Abstract
In the midst of reading this book, I watched Mr Kailish Satyarthi, the crusader against child labour in India receiving the joint Nobel Peace Award with the Pakistani education activist Malala Yousafzai at Oslo, Norway on 10 December 2014. Through his NGO, Bachpan Bachao Aandolan (BBA) or Save the Childhood Movement, Mr Satyarthi has so far rescued about 80,000 children from the shackles of slavery, bonded labour and trafficking. Both this book and Mr Satyrathi’s work deal with children’s work (kaam, labour) but the contexts are somewhat different. This book, based on ethnographic research conducted in 2004 on children and young people aged 10–18, and organized into seven chapters, is a contribution to the new generation of work on the lives of children and youths of South Asia (Chapter 1).
The narratives of the children’s lives begin in Bemni, a village located in the ‘high’ Himalayan region of Chamoli district, far north of Uttarakhand in the Nandakini Valley. Indeed, the stories of children’s hard labour (mostly unpaid) are a testimony of nuanced scholarship. Devoid of electricity and running water in their homes, the children remain detached from the increasingly globalized world. Dyson compares this point with David Harvey’s (1989) ‘time-space compression’ (Chapter 2). This phenomenon, however, is not unique to Bemni alone. It is evident that in rural India, 72,056,350 and 37,015,515 households respectively fetch water from near the premises or from distant places; 72,435,303 households use kerosene as the key source of lighting, while 897,760 households continue to remain in the dark with no lighting facilities (Census of India, 2011). The new Indian government under the leadership of honourable Prime Minister Mr Narendra Modi commits to redress and aims to deliver these basic needs for every household by 2022.
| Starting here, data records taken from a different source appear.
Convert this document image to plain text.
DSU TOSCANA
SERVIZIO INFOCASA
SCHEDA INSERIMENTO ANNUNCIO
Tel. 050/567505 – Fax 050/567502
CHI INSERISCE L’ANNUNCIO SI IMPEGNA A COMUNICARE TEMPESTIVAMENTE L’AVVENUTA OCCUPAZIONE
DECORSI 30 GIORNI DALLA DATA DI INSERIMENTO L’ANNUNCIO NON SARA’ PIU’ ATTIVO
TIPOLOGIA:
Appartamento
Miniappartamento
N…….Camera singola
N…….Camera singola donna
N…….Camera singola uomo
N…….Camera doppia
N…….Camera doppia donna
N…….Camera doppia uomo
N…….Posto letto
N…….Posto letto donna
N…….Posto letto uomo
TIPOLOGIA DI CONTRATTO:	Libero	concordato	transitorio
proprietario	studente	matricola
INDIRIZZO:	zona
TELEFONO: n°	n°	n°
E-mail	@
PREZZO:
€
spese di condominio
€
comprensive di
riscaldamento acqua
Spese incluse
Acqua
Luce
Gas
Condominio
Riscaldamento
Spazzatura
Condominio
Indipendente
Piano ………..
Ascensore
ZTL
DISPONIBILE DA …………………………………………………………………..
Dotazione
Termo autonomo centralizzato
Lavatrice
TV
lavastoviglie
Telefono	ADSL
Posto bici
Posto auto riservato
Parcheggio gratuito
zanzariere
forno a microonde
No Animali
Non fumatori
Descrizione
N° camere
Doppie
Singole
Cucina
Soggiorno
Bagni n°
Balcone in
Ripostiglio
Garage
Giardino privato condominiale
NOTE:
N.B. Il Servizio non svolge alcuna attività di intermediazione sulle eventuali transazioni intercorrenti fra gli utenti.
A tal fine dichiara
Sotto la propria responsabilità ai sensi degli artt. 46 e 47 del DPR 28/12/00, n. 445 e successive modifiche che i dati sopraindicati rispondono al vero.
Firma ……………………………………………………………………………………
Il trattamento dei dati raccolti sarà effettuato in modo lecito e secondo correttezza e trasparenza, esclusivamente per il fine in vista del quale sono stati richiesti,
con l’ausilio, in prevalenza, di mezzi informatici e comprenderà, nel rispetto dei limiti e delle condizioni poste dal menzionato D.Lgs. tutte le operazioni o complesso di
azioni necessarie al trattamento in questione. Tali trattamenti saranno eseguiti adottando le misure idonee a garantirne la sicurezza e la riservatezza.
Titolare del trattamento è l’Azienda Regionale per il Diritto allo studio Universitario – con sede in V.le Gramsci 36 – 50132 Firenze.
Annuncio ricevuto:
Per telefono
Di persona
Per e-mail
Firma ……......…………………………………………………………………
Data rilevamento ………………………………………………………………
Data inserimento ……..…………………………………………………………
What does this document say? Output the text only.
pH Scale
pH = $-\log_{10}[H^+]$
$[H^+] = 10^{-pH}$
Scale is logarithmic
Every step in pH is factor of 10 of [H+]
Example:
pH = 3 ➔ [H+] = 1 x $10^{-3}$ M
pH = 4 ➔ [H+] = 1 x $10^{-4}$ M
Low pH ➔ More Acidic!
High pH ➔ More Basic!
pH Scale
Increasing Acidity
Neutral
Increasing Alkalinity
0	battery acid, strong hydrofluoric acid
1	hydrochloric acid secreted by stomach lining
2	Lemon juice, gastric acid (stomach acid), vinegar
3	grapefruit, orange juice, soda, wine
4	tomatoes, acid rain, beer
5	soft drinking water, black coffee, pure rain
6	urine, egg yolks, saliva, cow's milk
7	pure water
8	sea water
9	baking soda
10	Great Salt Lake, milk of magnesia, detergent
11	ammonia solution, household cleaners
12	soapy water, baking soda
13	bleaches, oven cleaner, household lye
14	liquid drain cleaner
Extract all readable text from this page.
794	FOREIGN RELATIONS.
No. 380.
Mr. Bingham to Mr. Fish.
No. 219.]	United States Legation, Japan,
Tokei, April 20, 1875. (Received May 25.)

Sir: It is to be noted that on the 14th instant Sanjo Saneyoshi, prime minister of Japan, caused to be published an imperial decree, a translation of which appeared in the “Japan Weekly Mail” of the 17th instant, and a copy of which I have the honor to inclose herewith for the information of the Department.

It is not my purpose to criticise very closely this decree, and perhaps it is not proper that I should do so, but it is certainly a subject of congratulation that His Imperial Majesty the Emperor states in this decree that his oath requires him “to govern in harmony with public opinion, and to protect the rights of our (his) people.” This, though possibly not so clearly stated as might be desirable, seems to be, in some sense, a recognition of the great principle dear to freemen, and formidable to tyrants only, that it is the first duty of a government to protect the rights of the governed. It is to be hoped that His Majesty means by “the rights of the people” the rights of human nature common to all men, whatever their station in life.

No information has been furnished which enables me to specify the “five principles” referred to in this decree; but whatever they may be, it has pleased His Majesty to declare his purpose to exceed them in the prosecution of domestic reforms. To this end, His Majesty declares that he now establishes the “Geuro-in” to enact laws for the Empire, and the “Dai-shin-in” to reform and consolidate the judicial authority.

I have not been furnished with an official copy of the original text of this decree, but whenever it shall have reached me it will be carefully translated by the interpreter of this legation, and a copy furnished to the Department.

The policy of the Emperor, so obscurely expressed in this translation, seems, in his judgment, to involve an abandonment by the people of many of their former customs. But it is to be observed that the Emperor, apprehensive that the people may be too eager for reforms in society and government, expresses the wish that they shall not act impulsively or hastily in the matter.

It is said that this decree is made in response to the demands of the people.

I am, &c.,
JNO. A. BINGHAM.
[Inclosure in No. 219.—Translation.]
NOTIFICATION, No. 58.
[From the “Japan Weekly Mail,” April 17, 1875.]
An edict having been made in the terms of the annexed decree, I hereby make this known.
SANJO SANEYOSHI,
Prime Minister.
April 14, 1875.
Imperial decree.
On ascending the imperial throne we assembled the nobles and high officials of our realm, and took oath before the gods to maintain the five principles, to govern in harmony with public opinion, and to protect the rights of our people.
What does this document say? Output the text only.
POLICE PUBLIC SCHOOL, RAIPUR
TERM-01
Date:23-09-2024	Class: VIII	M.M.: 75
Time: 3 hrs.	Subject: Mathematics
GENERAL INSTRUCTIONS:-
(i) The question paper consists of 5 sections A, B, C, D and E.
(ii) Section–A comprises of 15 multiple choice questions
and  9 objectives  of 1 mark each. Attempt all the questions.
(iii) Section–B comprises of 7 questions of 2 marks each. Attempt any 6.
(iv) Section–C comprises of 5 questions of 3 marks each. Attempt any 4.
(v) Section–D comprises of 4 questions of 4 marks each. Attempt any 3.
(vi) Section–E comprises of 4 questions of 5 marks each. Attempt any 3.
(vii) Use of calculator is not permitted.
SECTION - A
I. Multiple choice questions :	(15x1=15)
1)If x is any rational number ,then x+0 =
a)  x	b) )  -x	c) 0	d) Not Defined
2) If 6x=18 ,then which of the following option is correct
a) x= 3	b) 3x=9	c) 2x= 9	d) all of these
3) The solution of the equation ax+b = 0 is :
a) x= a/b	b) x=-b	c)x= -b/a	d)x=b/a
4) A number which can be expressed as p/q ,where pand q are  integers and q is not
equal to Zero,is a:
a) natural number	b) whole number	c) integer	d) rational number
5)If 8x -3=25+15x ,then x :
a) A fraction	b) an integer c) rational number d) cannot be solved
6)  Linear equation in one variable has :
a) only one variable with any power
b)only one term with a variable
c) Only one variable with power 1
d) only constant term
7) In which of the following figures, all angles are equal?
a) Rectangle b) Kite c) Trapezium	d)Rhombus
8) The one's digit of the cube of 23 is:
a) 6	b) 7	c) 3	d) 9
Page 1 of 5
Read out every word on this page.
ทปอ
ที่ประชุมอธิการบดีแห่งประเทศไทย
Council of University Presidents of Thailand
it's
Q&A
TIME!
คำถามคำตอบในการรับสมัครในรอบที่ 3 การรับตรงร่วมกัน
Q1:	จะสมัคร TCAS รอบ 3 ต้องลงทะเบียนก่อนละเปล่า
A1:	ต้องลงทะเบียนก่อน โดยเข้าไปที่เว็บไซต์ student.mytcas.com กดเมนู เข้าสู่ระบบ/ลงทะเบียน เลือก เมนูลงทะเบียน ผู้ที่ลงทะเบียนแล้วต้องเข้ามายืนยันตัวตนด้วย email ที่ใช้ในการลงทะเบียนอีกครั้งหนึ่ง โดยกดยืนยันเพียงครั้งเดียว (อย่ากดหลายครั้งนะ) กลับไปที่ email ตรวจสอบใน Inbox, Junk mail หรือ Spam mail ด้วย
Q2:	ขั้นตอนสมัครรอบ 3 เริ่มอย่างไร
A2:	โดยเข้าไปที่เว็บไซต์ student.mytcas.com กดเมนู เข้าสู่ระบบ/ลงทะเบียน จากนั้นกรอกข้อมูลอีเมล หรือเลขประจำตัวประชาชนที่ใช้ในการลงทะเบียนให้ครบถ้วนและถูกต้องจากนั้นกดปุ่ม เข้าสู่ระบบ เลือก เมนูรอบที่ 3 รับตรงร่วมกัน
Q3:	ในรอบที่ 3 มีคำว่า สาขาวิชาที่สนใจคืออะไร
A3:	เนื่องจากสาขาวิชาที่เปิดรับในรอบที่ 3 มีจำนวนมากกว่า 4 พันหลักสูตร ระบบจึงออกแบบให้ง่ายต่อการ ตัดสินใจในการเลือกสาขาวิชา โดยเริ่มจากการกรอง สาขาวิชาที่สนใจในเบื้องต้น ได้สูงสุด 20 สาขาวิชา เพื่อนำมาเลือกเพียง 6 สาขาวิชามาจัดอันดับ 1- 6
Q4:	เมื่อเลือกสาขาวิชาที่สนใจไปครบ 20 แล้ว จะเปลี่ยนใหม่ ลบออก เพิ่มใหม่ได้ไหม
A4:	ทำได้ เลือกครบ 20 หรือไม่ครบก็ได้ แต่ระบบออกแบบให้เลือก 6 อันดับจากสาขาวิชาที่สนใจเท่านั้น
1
While Mr Satyarthi’s award has induced through BBA the impetus for a global movement, Dyson’s book ensures that children’s work in Bemni receives an international platform. Through the portrayal of everyday mundane work practices of children and younger people, Dyson foregrounds the work experiences of these young people, which otherwise would have remained ‘hidden’ or sidelined by the society in general or socio-geographic research in particular. In doing so, Dyson shows that the children are not only ‘active agents’, but that ‘this agency… is tied up with notions of interdependence that are crucial to children’s own sense of themselves as competent young people’ (p. 12).
Shaped by social inequalities of gender, class and caste, the research unveils how the children and young people are the products of the village environment, their rich relationships with the fields, forests and are ‘knowledgeable agents’ of the local resources. The crux of the rural economy, these children’s multiple work spans from washing dishes, cooking, sweeping courtyard, changing livestock bedding, looking after younger sibling(s), through to backbreaking and gruelling works across the rugged mountainous landscape such as herding cattle, collecting wood, fodder, leaves (suttoor), lichen (mukku), weeding potatoes and fetching water. At the same time, these children also attend school but knit tangled meshes while juggling multiple household workloads to complete their school-related works. Consequently, these children enjoyed very little leisure time, albeit they sometimes used school-work and mukku collection (like Saka and her higher caste friends) as excuses and fun opportunities to escape the brunt of household chores (Chapters 3, 4, 5 and 6). Nevertheless, through their work, the children cultivate gendered identities and gain ‘skills useful in later life’ (p. 61). For instance, the children obtained creative skills of improvisation (juggad) to manage works in agricultural fields or harvest forest resources (mukku collection). Similarly, children’s practices of herding puja, leaf collection, etc. are not only sources of fun, these activities act as vehicles that help them develop gendered ideas of ‘self’ and acquire skills of friendship and ‘social capital’. While for Saka and her friends, mukku collection is a source fun, ‘in which to mischievously invert notions of proper femininity’ (p. 131), a way to unsettle village norms of gender inequality, for boys like Manoj and Rakesh, mukku collection offers an income-generating asset, which they compared with salaried jobs (naukri)—a medium to develop ‘hegemonic masculinity’ (p. 131)—a road to obtaining money, power and dignity (Chapter 6).
In parallel, it is worth mentioning that despite BBA’s effort, India’s menace of paid child labour continues to be rampant. The employment and vulnerability indicator of the United Nations Development Programme’s Human Development Report for India reveals that 11.5 per cent children (aged 5–14) are engaged in precarious and high-risk environments to eke out a living, but the book makes two significant contributions. First, it sheds light on the ‘strength of young people’s agency… [by] pointing [to their] active and creative engagement’ with (un)paid labour and second, it draws on the significance of the children’s everyday work practices and the environment as sites of socio-cultural reproduction (Chapter 7, p. 144). Dyson also includes an epilogue (p. 146) that sketches the gradual educational and infrastructural changes in Bemni since 2004.
Fairly priced, the book offers an excellent read for human geographers, sociologists, development practitioners or scholars interested in understanding childhood, youth and the environment within India and beyond.